Moreover, the presence of Thymine (T) in place of Uracil (U) in DNA protects it from always getting translated into proteins.
It’s all due to the structural stability and the presence of the Thymine nitrogenous base, which helps the DNA to keep the genetic information encrypted from generation after generation until the DNA gets transcribed to mRNA.
Now, the DNA that we got from our parents is something that was only present in a few cells when we were in our embryonic stage of development. Those embryonic cells with the DNA contents replicated numerous times that have resulted in our present-day body structure.

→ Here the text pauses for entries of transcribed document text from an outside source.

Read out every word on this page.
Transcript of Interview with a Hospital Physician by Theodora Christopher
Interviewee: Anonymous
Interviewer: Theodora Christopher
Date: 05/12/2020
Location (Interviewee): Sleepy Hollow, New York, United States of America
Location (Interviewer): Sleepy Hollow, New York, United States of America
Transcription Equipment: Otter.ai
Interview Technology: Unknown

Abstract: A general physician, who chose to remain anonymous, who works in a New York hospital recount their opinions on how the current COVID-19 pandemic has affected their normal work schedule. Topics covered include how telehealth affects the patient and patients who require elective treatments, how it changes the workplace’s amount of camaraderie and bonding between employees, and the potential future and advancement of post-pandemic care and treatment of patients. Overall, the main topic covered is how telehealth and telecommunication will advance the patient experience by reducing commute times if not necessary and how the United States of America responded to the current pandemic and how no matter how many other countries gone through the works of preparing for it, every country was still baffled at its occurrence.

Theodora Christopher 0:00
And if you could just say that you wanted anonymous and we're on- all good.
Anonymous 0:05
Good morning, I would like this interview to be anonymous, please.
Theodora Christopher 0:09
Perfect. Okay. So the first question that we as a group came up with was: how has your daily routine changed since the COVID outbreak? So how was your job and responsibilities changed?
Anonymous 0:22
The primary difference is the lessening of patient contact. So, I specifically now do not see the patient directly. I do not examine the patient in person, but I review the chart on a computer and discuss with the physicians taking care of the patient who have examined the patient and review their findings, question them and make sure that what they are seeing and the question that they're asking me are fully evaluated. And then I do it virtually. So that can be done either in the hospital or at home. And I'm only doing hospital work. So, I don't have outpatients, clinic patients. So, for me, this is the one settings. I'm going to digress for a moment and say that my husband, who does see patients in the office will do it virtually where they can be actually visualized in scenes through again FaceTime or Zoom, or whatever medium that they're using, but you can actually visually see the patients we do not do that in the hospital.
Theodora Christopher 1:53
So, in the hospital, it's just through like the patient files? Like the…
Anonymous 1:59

Those DNA contains the information to code for proteins and whenever there’s a need to make proteins, segments of DNA replicates in each cell nucleus using enzymes like DNA-dependent DNA polymerase, DNA ligase, etc. to make new DNA copies.
Then DNA transcription takes place to produce the mRNA version of the DNA. mRNA is single-stranded and contains Uracil in place of Thymine that makes protein synthesis to take place further in the process of gene expression.
The presence of DNA’s coding and non-coding strand is every important to control protein synthesis and only create proteins whenever required to do so
The double helix structure arranges DNA in such a way that it has a template (non-coding) strand and the non-template (coding) strand.
The non-template (coding) strand acts to facilitate proper transcription DNA to make mRNA.
For protein synthesis, messenger RNA must be made from one strand of DNA called the template (non-coding) strand. The other strand, called the coding strand, matches the messenger RNA in sequence except for its use of uracil in place of thymine.
Another way is the presence of non-coding sequences in DNA, that protects the DNA from getting translated into proteins. This happens because the non-coding sequences in DNA is highly responsible to regulate the process of gene expression.
That’s how DNA controls protein synthesis.